Il problema è che Nikolai von Meck (1863-1929) non era il capo delle ferrovie, ma un semplice consulente del dipartimento finanziario ed economico del Commissariato del Popolo per le Vie di Comunicazione. La sua origine “borghese” lo rendeva il capro espiatorio perfetto per accusarlo di essere a capo di un complotto antisovietico. Da Empoli sta ironizzando sulle conoscenze storiche di Putin o sta semplicemente rivelando la sua noncuranza per i fatti? Possiamo solo fare delle ipotesi.
Lo zar del romanzo è una creatura demoniaca dallo sguardo penetrante e dagli occhi color antracite (anche se quando George W. Bush li guardò e “riuscì a percepire la sua anima”, erano blu acqua). Putin si sente costantemente offeso e si lamenta che i leader occidentali non lo trattano meglio del presidente della Finlandia. (Se solo assomigliasse lontanamente a Sauli Niinistö!). Lo zar non ha amici né alleati: crede che il mondo intero stia cercando di sminuire la grande nazione russa in generale, e lui in particolare. Baranov finisce per convincersi che Putin è condannato alla solitudine. L’unica creatura di cui si fida è il suo labrador nero Koni (il cui nome è scritto erroneamente nel romanzo con una doppia “n”).
Il Putin immaginario è circondato da personaggi reali non meno romanzati: tra questi Boris Berezovsky, l’oligarca che cade in disgrazia, Igor Sechin, l’accolito del presidente e capo di Rosneft, e Alexander Zaldastanov, leader del club di motociclisti iper-nazionalisti “Lupi della notte”. Nel paese delle meraviglie di Il Mago del Cremlino, Berezovsky parla con un accento inglese di classe superiore (ditelo ai giudici dell’Alta Corte di Londra); Sechin compra un castello in Irlanda (non il Paese preferito dagli oligarchi russi); e Zaldastanov (un uomo di spettacolo che non ha mai visto l’azione in vita sua) diventa un eroe di guerra nel Donbas.
Finzione innocua?
Gli errori fattuali di Da Empoli sono troppi per essere enumerati in questa sede. Ma un romanzo, opera dell’immaginazione creativa, deve essere fedele ai fatti? Da Empoli dice che la sua creazione è una fiction, ma in realtà è un guazzabuglio di eventi veri conditi con fantasie orientaliste.

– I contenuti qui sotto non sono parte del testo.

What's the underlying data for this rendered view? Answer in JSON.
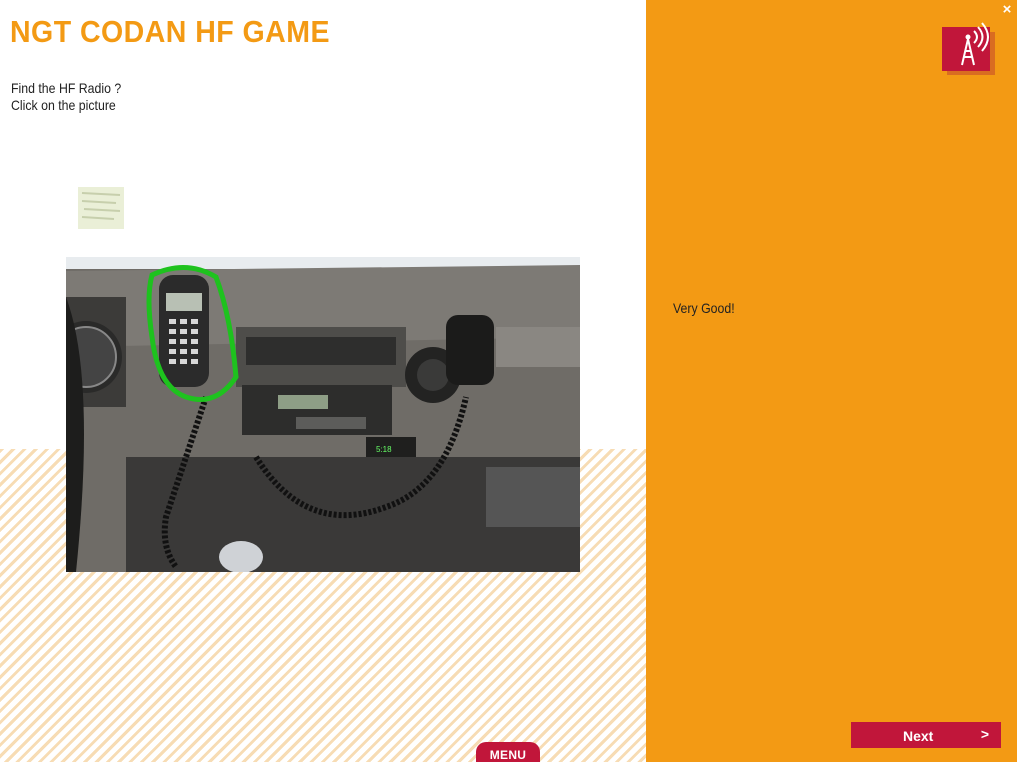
{
  "header": {
    "title": "NGT CODAN HF GAME"
  },
  "instructions": {
    "line1": "Find the HF Radio ?",
    "line2": "Click on the picture"
  },
  "question": {
    "image_icon": "vehicle-dashboard-photo",
    "highlight_color": "#1ec21e"
  },
  "feedback": {
    "text": "Very Good!"
  },
  "navigation": {
    "menu_label": "MENU",
    "next_label": "Next",
    "next_arrow": ">"
  },
  "window": {
    "close_symbol": "×"
  },
  "colors": {
    "accent": "#f39a14",
    "button": "#c1163a",
    "highlight": "#1ec21e"
  }
}
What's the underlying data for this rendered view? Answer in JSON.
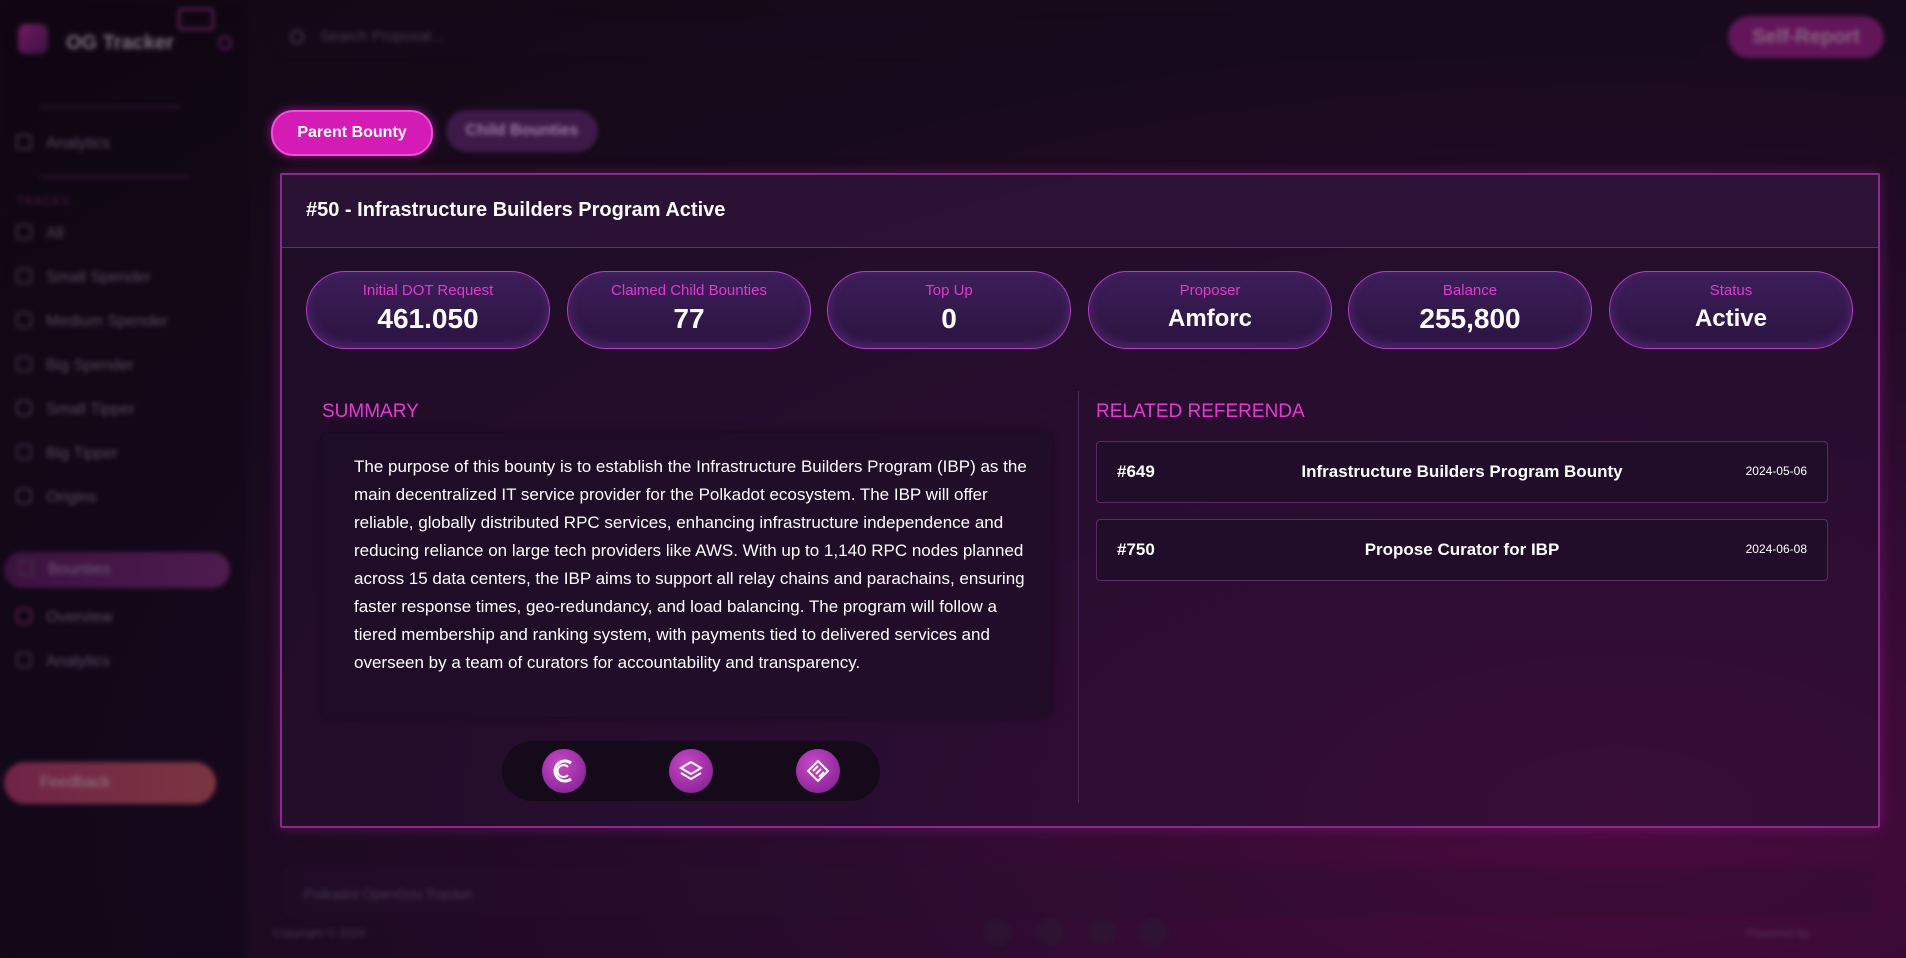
{
  "sidebar": {
    "app_title": "OG Tracker",
    "analytics": "Analytics",
    "section": "TRACKS",
    "items": [
      "All",
      "Small Spender",
      "Medium Spender",
      "Big Spender",
      "Small Tipper",
      "Big Tipper",
      "Origins"
    ],
    "bounties": "Bounties",
    "overview": "Overview",
    "analytics_sub": "Analytics",
    "feedback": "Feedback"
  },
  "header": {
    "search_placeholder": "Search Proposal...",
    "self_report": "Self-Report"
  },
  "tabs": {
    "parent": "Parent Bounty",
    "child": "Child Bounties"
  },
  "bounty": {
    "title": "#50 - Infrastructure Builders Program Active",
    "stats": [
      {
        "label": "Initial DOT Request",
        "value": "461.050"
      },
      {
        "label": "Claimed Child Bounties",
        "value": "77"
      },
      {
        "label": "Top Up",
        "value": "0"
      },
      {
        "label": "Proposer",
        "value": "Amforc"
      },
      {
        "label": "Balance",
        "value": "255,800"
      },
      {
        "label": "Status",
        "value": "Active"
      }
    ],
    "summary_title": "SUMMARY",
    "summary_text": "The purpose of this bounty is to establish the Infrastructure Builders Program (IBP) as the main decentralized IT service provider for the Polkadot ecosystem. The IBP will offer reliable, globally distributed RPC services, enhancing infrastructure independence and reducing reliance on large tech providers like AWS. With up to 1,140 RPC nodes planned across 15 data centers, the IBP aims to support all relay chains and parachains, ensuring faster response times, geo-redundancy, and load balancing. The program will follow a tiered membership and ranking system, with payments tied to delivered services and overseen by a team of curators for accountability and transparency.",
    "related_title": "RELATED REFERENDA",
    "referenda": [
      {
        "id": "#649",
        "title": "Infrastructure Builders Program Bounty",
        "date": "2024-05-06"
      },
      {
        "id": "#750",
        "title": "Propose Curator for IBP",
        "date": "2024-06-08"
      }
    ],
    "link_icons": [
      "subsquare-icon",
      "polkassembly-icon",
      "subscan-icon"
    ]
  },
  "footer": {
    "bar_text": "Polkadot OpenGov Tracker",
    "copyright": "Copyright © 2024",
    "powered": "Powered by"
  },
  "colors": {
    "accent": "#e63ad2",
    "tab_active": "#d41bb6",
    "panel_border": "#8a2a8c"
  }
}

Un recensore ha detto del libro che “realtà e finzione si fondono l’una nell’altra”. Ma il problema è che la “verità” romanzata viene presa come una descrizione oggettiva dello Stato putiniano.
Da Empoli nega le accuse che il suo libro sia simpatico a Putin. Sostiene invece che si tratta di un avvertimento. Ma il romanzo romanza chiaramente l’autocommiserazione russa. Non c’è alcun accenno al ritmo incessante della propaganda che egli ha trasformato in prosa. Cécile Vaissié, stimata storica della Russia, ha giustamente descritto il libro come “Russia Oggi per Saint German-des-Prés”. Se qualcuno scrivesse un romanzo su Hitler e Goebbels e li facesse parlare con citazioni del Mein Kampf e del Völkischer Beobachter, l’effetto sarebbe paragonabile.

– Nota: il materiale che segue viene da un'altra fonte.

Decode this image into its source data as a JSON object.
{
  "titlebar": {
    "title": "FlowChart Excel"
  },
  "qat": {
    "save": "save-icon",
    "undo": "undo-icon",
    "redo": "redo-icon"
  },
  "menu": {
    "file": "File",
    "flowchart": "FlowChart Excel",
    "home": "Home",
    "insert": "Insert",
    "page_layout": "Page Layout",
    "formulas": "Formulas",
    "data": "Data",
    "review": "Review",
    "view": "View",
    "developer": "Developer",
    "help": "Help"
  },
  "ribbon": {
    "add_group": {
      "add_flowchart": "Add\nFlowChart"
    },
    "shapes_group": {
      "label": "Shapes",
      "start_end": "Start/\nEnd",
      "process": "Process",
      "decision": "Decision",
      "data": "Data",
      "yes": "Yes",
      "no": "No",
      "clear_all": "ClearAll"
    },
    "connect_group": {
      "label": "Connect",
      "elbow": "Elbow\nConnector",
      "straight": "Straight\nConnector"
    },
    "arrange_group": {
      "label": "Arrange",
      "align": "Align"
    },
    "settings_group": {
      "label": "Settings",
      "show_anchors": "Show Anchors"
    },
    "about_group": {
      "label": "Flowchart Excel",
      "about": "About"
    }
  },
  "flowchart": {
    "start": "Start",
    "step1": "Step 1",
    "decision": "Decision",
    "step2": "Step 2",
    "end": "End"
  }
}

Ma la cosa più allarmante del libro di da Empoli è l’accoglienza che ha trovato in Francia. Uno dei motivi per cui la classe politica ha abbracciato il progetto è stato sicuramente il fatto che il suo messaggio coincideva con l’esortazione di Macron a non “umiliare” la Russia. Nessuno cerca più di “capire” Putin. Ma dobbiamo ricordare che la strada verso la guerra di oggi è stata lastricata di appelli al rispetto delle “legittime” rimostranze di Mosca. Di fronte agli orrori che vediamo svolgersi, il male descritto in Le Mage du Kremlin non sembra altro che un’imitazione a buon mercato.
1 Pubblicato per la prima volta in originale francese come Le Mage du Kremlin da Gallimard (2022); la versione inglese è prevista per il 2023.
2 Questa e tutte le altre citazioni sono state fatte in modo transitorio. KA.